The study, conducted in chicken embryos, determined that this piece of RNA regulates cyclical gene activity that defines the timing of the formation of tissue segments that later become muscle and vertebrae.
Genes involved in this activity are turned on and off in an oscillating pattern that matches the formation of each tissue segment. If the timing of these genes' activity doesn't remain tightly regulated, the tissue either won't form at all or will form with defects.
One gene long associated with this segmentation "clock" is called Lfng.
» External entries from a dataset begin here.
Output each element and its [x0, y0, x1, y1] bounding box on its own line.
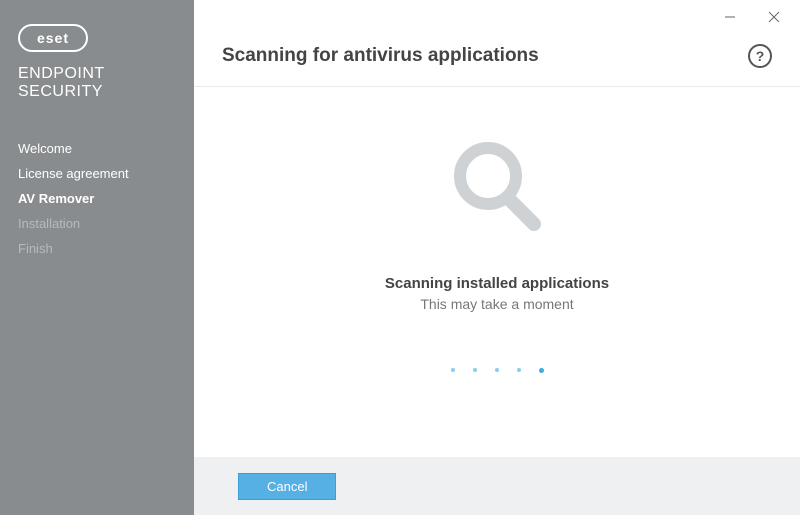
- window-titlebar: [194, 0, 800, 34]
- status-secondary: This may take a moment: [420, 296, 573, 312]
- sidebar: eset ENDPOINT SECURITY Welcome License a…: [0, 0, 194, 515]
- progress-dots: [451, 368, 544, 373]
- progress-dot: [495, 368, 499, 372]
- eset-logo-icon: eset: [18, 24, 88, 52]
- brand-line1: ENDPOINT: [18, 65, 194, 83]
- minimize-icon: [724, 11, 736, 23]
- sidebar-item-welcome: Welcome: [18, 136, 194, 161]
- page-title: Scanning for antivirus applications: [222, 45, 539, 67]
- brand-logo: eset ENDPOINT SECURITY: [18, 24, 194, 100]
- status-primary: Scanning installed applications: [385, 275, 609, 292]
- progress-dot: [539, 368, 544, 373]
- install-steps: Welcome License agreement AV Remover Ins…: [18, 136, 194, 261]
- page-header: Scanning for antivirus applications ?: [194, 34, 800, 87]
- footer-bar: Cancel: [194, 457, 800, 515]
- help-button[interactable]: ?: [748, 44, 772, 68]
- magnifier-icon: [442, 132, 552, 247]
- sidebar-item-installation: Installation: [18, 211, 194, 236]
- main-panel: Scanning for antivirus applications ? Sc…: [194, 0, 800, 515]
- sidebar-item-license: License agreement: [18, 161, 194, 186]
- close-button[interactable]: [754, 3, 794, 31]
- close-icon: [768, 11, 780, 23]
- help-icon: ?: [756, 48, 765, 64]
- minimize-button[interactable]: [710, 3, 750, 31]
- brand-line2: SECURITY: [18, 83, 194, 101]
- progress-dot: [473, 368, 477, 372]
- progress-dot: [451, 368, 455, 372]
- cancel-button[interactable]: Cancel: [238, 473, 336, 500]
- sidebar-item-av-remover: AV Remover: [18, 186, 194, 211]
- progress-dot: [517, 368, 521, 372]
- content-area: Scanning installed applications This may…: [194, 87, 800, 457]
- svg-text:eset: eset: [37, 30, 69, 46]
- sidebar-item-finish: Finish: [18, 236, 194, 261]
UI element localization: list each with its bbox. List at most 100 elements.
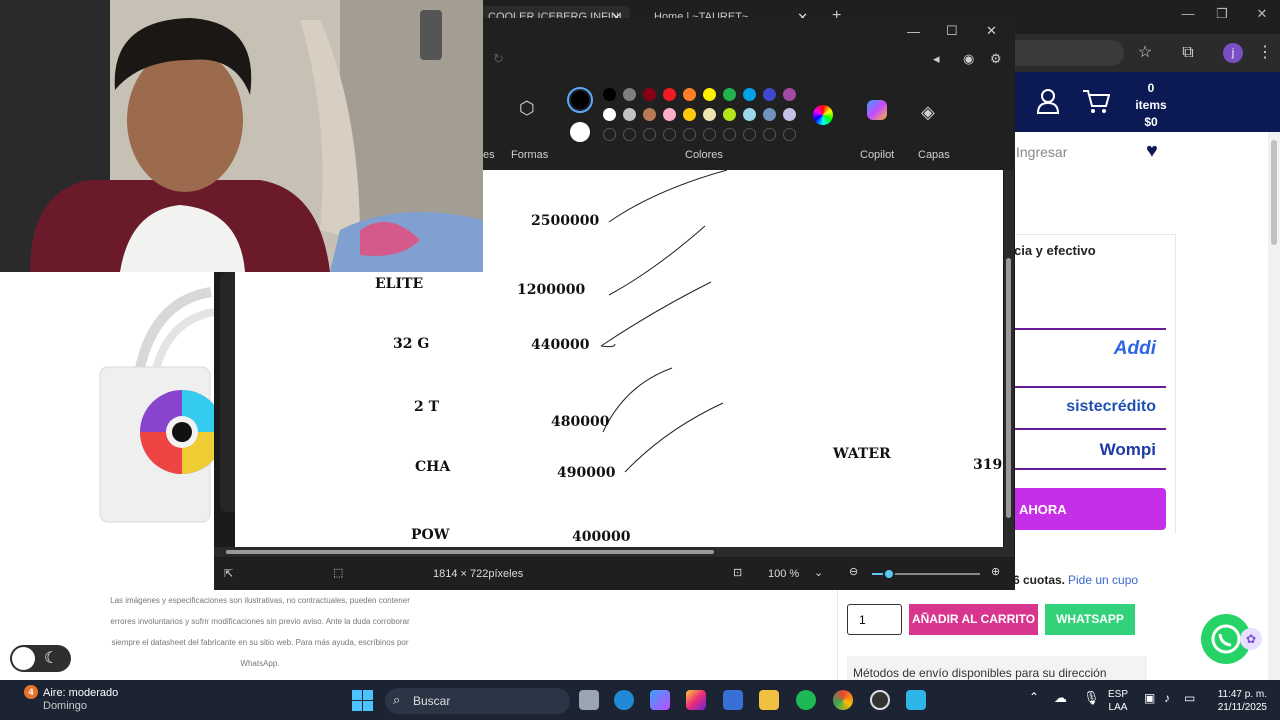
whatsapp-button[interactable]: WHATSAPP (1045, 604, 1135, 635)
color-swatch[interactable] (603, 108, 616, 121)
page-scrollbar-thumb[interactable] (1271, 140, 1277, 245)
menu-dots-icon[interactable]: ⋮ (1254, 42, 1276, 64)
canvas-vertical-scroll-thumb[interactable] (1006, 258, 1011, 518)
chevron-down-icon[interactable]: ⌄ (814, 566, 823, 579)
color-swatch[interactable] (663, 88, 676, 101)
weather-title[interactable]: Aire: moderado (43, 687, 118, 699)
account-icon[interactable]: ◉ (963, 51, 974, 67)
secondary-color-selector[interactable] (570, 122, 590, 142)
custom-color-slot[interactable] (723, 128, 736, 141)
login-link[interactable]: Ingresar (1016, 144, 1067, 160)
copilot-icon[interactable] (867, 100, 887, 120)
extensions-icon[interactable]: ⧉ (1177, 42, 1199, 64)
obs-icon[interactable] (870, 690, 890, 710)
payment-wompi[interactable]: Wompi (1014, 428, 1166, 470)
onedrive-icon[interactable]: ☁ (1054, 690, 1067, 706)
primary-color-selector[interactable] (567, 87, 593, 113)
custom-color-slot[interactable] (683, 128, 696, 141)
color-swatch[interactable] (623, 108, 636, 121)
store-icon[interactable] (723, 690, 743, 710)
color-swatch[interactable] (623, 88, 636, 101)
volume-icon[interactable]: ♪ (1164, 691, 1170, 705)
paint-close-icon[interactable]: ✕ (986, 23, 997, 39)
layers-icon[interactable]: ◈ (921, 102, 935, 123)
zoom-out-icon[interactable]: ⊖ (849, 565, 858, 578)
minimize-icon[interactable]: — (1176, 6, 1200, 26)
copilot-app-icon[interactable] (650, 690, 670, 710)
color-swatch[interactable] (683, 108, 696, 121)
add-to-cart-button[interactable]: AÑADIR AL CARRITO (909, 604, 1038, 635)
microphone-icon[interactable]: 🎙 (1083, 690, 1100, 706)
battery-icon[interactable]: ▭ (1184, 691, 1195, 705)
buy-now-button[interactable]: AHORA (1014, 488, 1166, 530)
payment-sistecredito[interactable]: sistecrédito (1014, 386, 1166, 424)
toggle-knob[interactable] (12, 647, 35, 670)
shapes-icon[interactable]: ⬡ (519, 98, 535, 119)
color-swatch[interactable] (723, 88, 736, 101)
color-swatch[interactable] (703, 88, 716, 101)
color-swatch[interactable] (643, 108, 656, 121)
canvas-label: ELITE (375, 276, 424, 292)
custom-color-slot[interactable] (623, 128, 636, 141)
color-swatch[interactable] (783, 108, 796, 121)
start-windows-icon[interactable] (352, 690, 373, 716)
task-view-icon[interactable] (579, 690, 599, 710)
custom-color-slot[interactable] (663, 128, 676, 141)
custom-color-slot[interactable] (603, 128, 616, 141)
redo-icon[interactable]: ↻ (493, 51, 504, 67)
zoom-in-icon[interactable]: ⊕ (991, 565, 1000, 578)
chat-assistant-icon[interactable]: ✿ (1240, 628, 1262, 650)
spotify-icon[interactable] (796, 690, 816, 710)
canvas-horizontal-scroll-thumb[interactable] (226, 550, 714, 554)
color-swatch[interactable] (723, 108, 736, 121)
payment-addi[interactable]: Addi (1014, 328, 1166, 366)
color-swatch[interactable] (603, 88, 616, 101)
paint-app-icon[interactable] (906, 690, 926, 710)
disclaimer-text: Las imágenes y especificaciones son ilus… (110, 596, 410, 668)
weather-icon[interactable]: 4 (24, 685, 38, 699)
cart-icon[interactable] (1082, 88, 1110, 114)
color-picker-icon[interactable] (813, 105, 833, 125)
bookmark-star-icon[interactable]: ☆ (1134, 42, 1156, 64)
language-indicator[interactable]: ESP LAA (1108, 688, 1128, 714)
custom-color-slot[interactable] (763, 128, 776, 141)
paint-minimize-icon[interactable]: — (907, 24, 920, 39)
zoom-slider-thumb[interactable] (883, 568, 895, 580)
paint-maximize-icon[interactable]: ☐ (946, 23, 958, 39)
color-swatch[interactable] (743, 108, 756, 121)
profile-avatar[interactable]: j (1223, 43, 1243, 63)
color-swatch[interactable] (703, 108, 716, 121)
settings-gear-icon[interactable]: ⚙ (990, 51, 1002, 67)
custom-color-slot[interactable] (643, 128, 656, 141)
color-swatch[interactable] (663, 108, 676, 121)
heart-icon[interactable]: ♥ (1146, 140, 1158, 163)
edge-icon[interactable] (614, 690, 634, 710)
color-swatch[interactable] (763, 88, 776, 101)
custom-color-slot[interactable] (783, 128, 796, 141)
color-swatch[interactable] (643, 88, 656, 101)
network-icon[interactable]: ▣ (1144, 691, 1155, 705)
taskbar-clock[interactable]: 11:47 p. m. 21/11/2025 (1205, 688, 1267, 714)
chrome-icon[interactable] (833, 690, 853, 710)
instagram-icon[interactable] (686, 690, 706, 710)
custom-color-slot[interactable] (703, 128, 716, 141)
address-bar[interactable] (1014, 40, 1124, 66)
color-swatch[interactable] (683, 88, 696, 101)
coupon-link[interactable]: Pide un cupo (1068, 573, 1138, 587)
color-swatch[interactable] (783, 88, 796, 101)
color-swatch[interactable] (743, 88, 756, 101)
user-icon[interactable] (1036, 88, 1060, 114)
close-window-icon[interactable]: ✕ (1250, 6, 1274, 26)
color-swatch[interactable] (763, 108, 776, 121)
fit-to-window-icon[interactable]: ⊡ (733, 566, 742, 579)
custom-color-slot[interactable] (743, 128, 756, 141)
restore-icon[interactable]: ❐ (1210, 6, 1234, 26)
canvas-value: 490000 (557, 465, 616, 481)
canvas-label: POW (411, 527, 450, 543)
file-explorer-icon[interactable] (759, 690, 779, 710)
megaphone-icon[interactable]: ◂ (933, 51, 940, 67)
zoom-level[interactable]: 100 % (768, 568, 799, 580)
cart-summary[interactable]: 0 items $0 (1130, 80, 1172, 131)
quantity-input[interactable] (847, 604, 902, 635)
tray-chevron-up-icon[interactable]: ⌃ (1029, 690, 1039, 704)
Researchers established in this study that a single microRNA - a tiny segment of RNA that has no role in producing any protein - is key to turning off Lfng at precisely the right time as tissues form in this oscillating pattern.
When the microRNA was deleted or manipulated so that it wouldn't bind when it was supposed to, the oscillatory pattern of the genetic clock was broken and tissue development was abnormal.
"It's a big deal to find that a single interaction between a microRNA and its target has this very profound effect when you interfere with its function," said Susan Cole, associate professor of molecular genetics at The Ohio State University and lead author of the study. "There are very few cases where interfering with just one microRNA during development can make this much of a difference. But here, this regulation is so tight that this turns out to be incredibly important.
"We don't think this is exclusive to chickens because the site where the microRNA binds to the RNA segment produced by Lfng is found in chickens, humans, mice and zebrafish."
A better understanding of these segmentation clocks could lead to new ways to treat certain human conditions that are traced to embryonic development. Defects in the clock are implicated in vertebral malformations, and the correct patterning of the nervous system and blood vessels depends on proper timing of the earliest stages of development.
The research is published in the journal Developmental Cell.
This work focuses on the formation of somites, which are tissue segments in the mesoderm of embryos that give rise to the ribs, vertebrae and muscle in all vertebrates, including humans.
Within the segmentation clock, genes are turned on and make RNA, and resulting proteins then turn off the genes, and so on, and the pattern repeats until all necessary somites are formed. Experts in tissue segmentation liken the oscillating cycle of gene activation and de-activation that cells go through before they form somites to the wave that fans perform in a stadium.
The downward part of the cycle - when the wave fans are seated - is just as critical as the upward cycle, when fans are standing. This means the RNA that genes make on their way up must be destroyed so the genes can be turned off. Existing mathematical models of the segmentation clock suggest that the half-life of RNA is tightly controlled, but can't say how.